Churchill’s words are still quoted regularly whenever the topic of Russia comes up; pundits love to portray Russia as an inscrutable and menacing land that plays by its own rules.
But those same critics tend to forget the second half of Churchill’s famous comment: “… but perhaps there is a key. That key is Russian national interest.”
With that in mind, this special issue of the Bulletin of the Atomic Scientists explores some of the elements that make up the Russian national interest, whether it be Russia’s economy, the thinking of ordinary Russians, the vulnerabilities of its oligarchs, or Putin’s mindset concerning NATO and the West.

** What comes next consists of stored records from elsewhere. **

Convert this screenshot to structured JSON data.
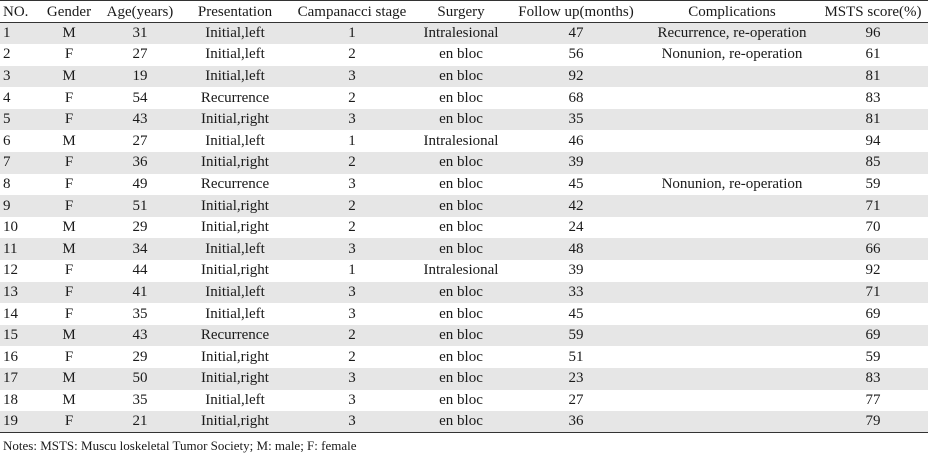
{
  "table": {
    "headers": [
      "NO.",
      "Gender",
      "Age(years)",
      "Presentation",
      "Campanacci stage",
      "Surgery",
      "Follow up(months)",
      "Complications",
      "MSTS score(%)"
    ],
    "rows": [
      [
        "1",
        "M",
        "31",
        "Initial,left",
        "1",
        "Intralesional",
        "47",
        "Recurrence, re-operation",
        "96"
      ],
      [
        "2",
        "F",
        "27",
        "Initial,left",
        "2",
        "en bloc",
        "56",
        "Nonunion, re-operation",
        "61"
      ],
      [
        "3",
        "M",
        "19",
        "Initial,left",
        "3",
        "en bloc",
        "92",
        "",
        "81"
      ],
      [
        "4",
        "F",
        "54",
        "Recurrence",
        "2",
        "en bloc",
        "68",
        "",
        "83"
      ],
      [
        "5",
        "F",
        "43",
        "Initial,right",
        "3",
        "en bloc",
        "35",
        "",
        "81"
      ],
      [
        "6",
        "M",
        "27",
        "Initial,left",
        "1",
        "Intralesional",
        "46",
        "",
        "94"
      ],
      [
        "7",
        "F",
        "36",
        "Initial,right",
        "2",
        "en bloc",
        "39",
        "",
        "85"
      ],
      [
        "8",
        "F",
        "49",
        "Recurrence",
        "3",
        "en bloc",
        "45",
        "Nonunion, re-operation",
        "59"
      ],
      [
        "9",
        "F",
        "51",
        "Initial,right",
        "2",
        "en bloc",
        "42",
        "",
        "71"
      ],
      [
        "10",
        "M",
        "29",
        "Initial,right",
        "2",
        "en bloc",
        "24",
        "",
        "70"
      ],
      [
        "11",
        "M",
        "34",
        "Initial,left",
        "3",
        "en bloc",
        "48",
        "",
        "66"
      ],
      [
        "12",
        "F",
        "44",
        "Initial,right",
        "1",
        "Intralesional",
        "39",
        "",
        "92"
      ],
      [
        "13",
        "F",
        "41",
        "Initial,left",
        "3",
        "en bloc",
        "33",
        "",
        "71"
      ],
      [
        "14",
        "F",
        "35",
        "Initial,left",
        "3",
        "en bloc",
        "45",
        "",
        "69"
      ],
      [
        "15",
        "M",
        "43",
        "Recurrence",
        "2",
        "en bloc",
        "59",
        "",
        "69"
      ],
      [
        "16",
        "F",
        "29",
        "Initial,right",
        "2",
        "en bloc",
        "51",
        "",
        "59"
      ],
      [
        "17",
        "M",
        "50",
        "Initial,right",
        "3",
        "en bloc",
        "23",
        "",
        "83"
      ],
      [
        "18",
        "M",
        "35",
        "Initial,left",
        "3",
        "en bloc",
        "27",
        "",
        "77"
      ],
      [
        "19",
        "F",
        "21",
        "Initial,right",
        "3",
        "en bloc",
        "36",
        "",
        "79"
      ]
    ]
  },
  "notes": "Notes: MSTS: Muscu loskeletal Tumor Society; M: male; F: female"
}
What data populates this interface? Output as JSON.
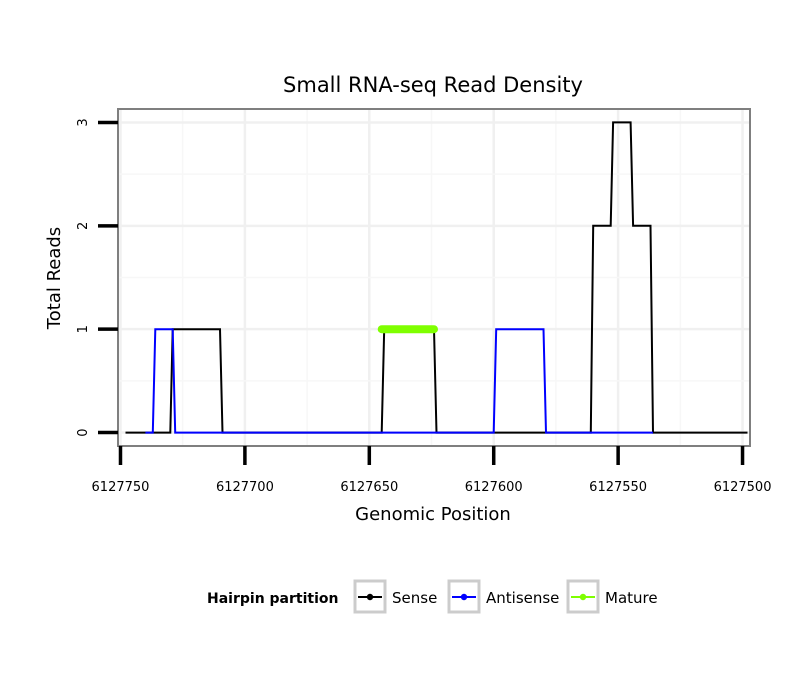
{
  "chart_data": {
    "type": "line",
    "title": "Small RNA-seq Read Density",
    "xlabel": "Genomic Position",
    "ylabel": "Total Reads",
    "x_reversed": true,
    "xlim": [
      6127751,
      6127497
    ],
    "ylim": [
      0,
      3
    ],
    "xticks": [
      6127750,
      6127700,
      6127650,
      6127600,
      6127550,
      6127500
    ],
    "xtick_labels": [
      "6127750",
      "6127700",
      "6127650",
      "6127600",
      "6127550",
      "6127500"
    ],
    "yticks": [
      0,
      1,
      2,
      3
    ],
    "ytick_labels": [
      "0",
      "1",
      "2",
      "3"
    ],
    "grid": true,
    "legend_title": "Hairpin partition",
    "legend_position": "bottom",
    "series": [
      {
        "name": "Sense",
        "color": "#000000",
        "x": [
          6127748,
          6127730,
          6127729,
          6127710,
          6127709,
          6127645,
          6127644,
          6127624,
          6127623,
          6127561,
          6127560,
          6127553,
          6127552,
          6127545,
          6127544,
          6127537,
          6127536,
          6127498
        ],
        "y": [
          0,
          0,
          1,
          1,
          0,
          0,
          1,
          1,
          0,
          0,
          2,
          2,
          3,
          3,
          2,
          2,
          0,
          0
        ]
      },
      {
        "name": "Antisense",
        "color": "#0000ff",
        "x": [
          6127740,
          6127737,
          6127736,
          6127729,
          6127728,
          6127625,
          6127624,
          6127600,
          6127599,
          6127580,
          6127579,
          6127536
        ],
        "y": [
          0,
          0,
          1,
          1,
          0,
          0,
          0,
          0,
          1,
          1,
          0,
          0
        ]
      },
      {
        "name": "Mature",
        "color": "#7fff00",
        "x": [
          6127645,
          6127624
        ],
        "y": [
          1,
          1
        ]
      }
    ]
  }
}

Crucially, this issue of the magazine goes into who and what is likely to follow, once Putin is gone. For at some point, every human being dies, and Putin will go away, sooner or later—which forms the basic premise of the piece titled “After Putin—What?” Written by Vladislav Zubok, a professor of international history at the London School of Economics and author of the book Collapse: The Fall of the Soviet Union, this essay raises the question of whether there are any realistic scenarios for what happens once Putin does depart the scene. Will this heavily armed superpower collapse after Putin? Or will Putin’s successor turn to the West with a plea for peace and engage the country in reforms and modernization? Or has Putin “baked in” an immutable course for the future, whoever happens to run the country after he is gone?